At a meeting Monday with Opel's works council and the powerful IG Metall union, PSA chief Carlos Tavares "reaffirmed (the French group's) commitment to respect the existing agreements in the European countries and to continue the dialogue with all parties," a joint statement said.
Opel workers have secured a jobs guarantee from the current management that runs until the end of 2018 and a pledge to continue investing in German sites until 2020, among other deals. The surprise announcement last week that PSA was eyeing Opel prompted fears in Germany that PSA -- the parent company of Peugeot, Citroen and DS -- could cut non-French jobs if the deal goes ahead.

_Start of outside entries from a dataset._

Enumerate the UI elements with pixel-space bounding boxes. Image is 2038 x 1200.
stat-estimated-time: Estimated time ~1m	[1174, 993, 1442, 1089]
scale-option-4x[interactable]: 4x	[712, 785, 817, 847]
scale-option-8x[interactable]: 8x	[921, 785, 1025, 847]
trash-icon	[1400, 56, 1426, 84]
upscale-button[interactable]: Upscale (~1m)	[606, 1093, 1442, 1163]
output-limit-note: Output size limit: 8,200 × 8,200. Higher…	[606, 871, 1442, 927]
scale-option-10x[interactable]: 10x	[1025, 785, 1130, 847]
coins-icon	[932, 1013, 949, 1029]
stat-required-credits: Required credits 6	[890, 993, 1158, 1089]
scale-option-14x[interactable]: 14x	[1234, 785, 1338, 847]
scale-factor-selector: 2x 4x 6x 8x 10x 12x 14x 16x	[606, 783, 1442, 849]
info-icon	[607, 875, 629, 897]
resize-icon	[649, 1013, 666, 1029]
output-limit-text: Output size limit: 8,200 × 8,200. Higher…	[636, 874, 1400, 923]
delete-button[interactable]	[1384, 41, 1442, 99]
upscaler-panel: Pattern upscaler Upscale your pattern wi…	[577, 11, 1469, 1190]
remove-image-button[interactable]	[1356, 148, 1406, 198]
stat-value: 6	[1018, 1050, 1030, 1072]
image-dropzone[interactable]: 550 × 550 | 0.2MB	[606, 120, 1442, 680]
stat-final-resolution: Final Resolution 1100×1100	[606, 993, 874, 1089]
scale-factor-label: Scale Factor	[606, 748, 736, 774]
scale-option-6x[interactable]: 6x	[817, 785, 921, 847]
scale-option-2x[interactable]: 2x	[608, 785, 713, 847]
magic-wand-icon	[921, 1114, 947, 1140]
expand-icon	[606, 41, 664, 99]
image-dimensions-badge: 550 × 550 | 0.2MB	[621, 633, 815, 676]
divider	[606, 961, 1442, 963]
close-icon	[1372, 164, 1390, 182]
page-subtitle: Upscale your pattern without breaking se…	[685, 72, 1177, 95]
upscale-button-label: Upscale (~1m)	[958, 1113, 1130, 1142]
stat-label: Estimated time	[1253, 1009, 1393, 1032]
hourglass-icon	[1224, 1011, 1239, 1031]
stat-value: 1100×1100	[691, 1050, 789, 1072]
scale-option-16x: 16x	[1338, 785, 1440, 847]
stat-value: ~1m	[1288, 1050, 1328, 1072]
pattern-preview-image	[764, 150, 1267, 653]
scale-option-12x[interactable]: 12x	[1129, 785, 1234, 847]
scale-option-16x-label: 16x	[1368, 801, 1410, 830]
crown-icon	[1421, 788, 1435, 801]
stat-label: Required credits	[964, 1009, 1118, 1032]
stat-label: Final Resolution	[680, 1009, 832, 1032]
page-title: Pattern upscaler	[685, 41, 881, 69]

Chancellor Angela Merkel vowed last week to do "everything politically possible to secure jobs and sites in Germany." But on Monday, CEO Tavares "communicated convincingly in the talks that he is interested in a sustainable development for Opel/Vauxhall as an independent company," said works council chairman Wolfgang Schaefer-Klug.
"PSA's ambition is to make the cooperation and the quality of relations with employee representatives a competitive advantage," Tavares said. Both sides hope the merger will produce "a European champion with French-German roots to protect the future of the company and its employees," the statement read.
Peugeot's commitment to cooperate with employees is "an important signal" and "the basis to shape a possible merger constructively for the workers," said the head of IG Metall's central German branch, Joerg Koehlinger.
Opel operates some 10 factories in Europe spread across six countries, and had 35,600 employees at the end of 2015 -- 18,250 of them in Germany. Founded in 1862, Opel, with its lightning-bolt emblem, has long been a familiar sight on German and European roads.
But in recent years the firm has booked repeated losses, costing Detroit-based GM around $15 billion (14 billion Euros) since 2000. A sharp fall in the pound since Britain's vote to quit the EU last June sank Opel's hopes of getting back into the black in 2016, and it ended up reporting a loss of $257 million.
Britain, where it sells vehicles under the Vauxhall brand, is Opel's largest European market.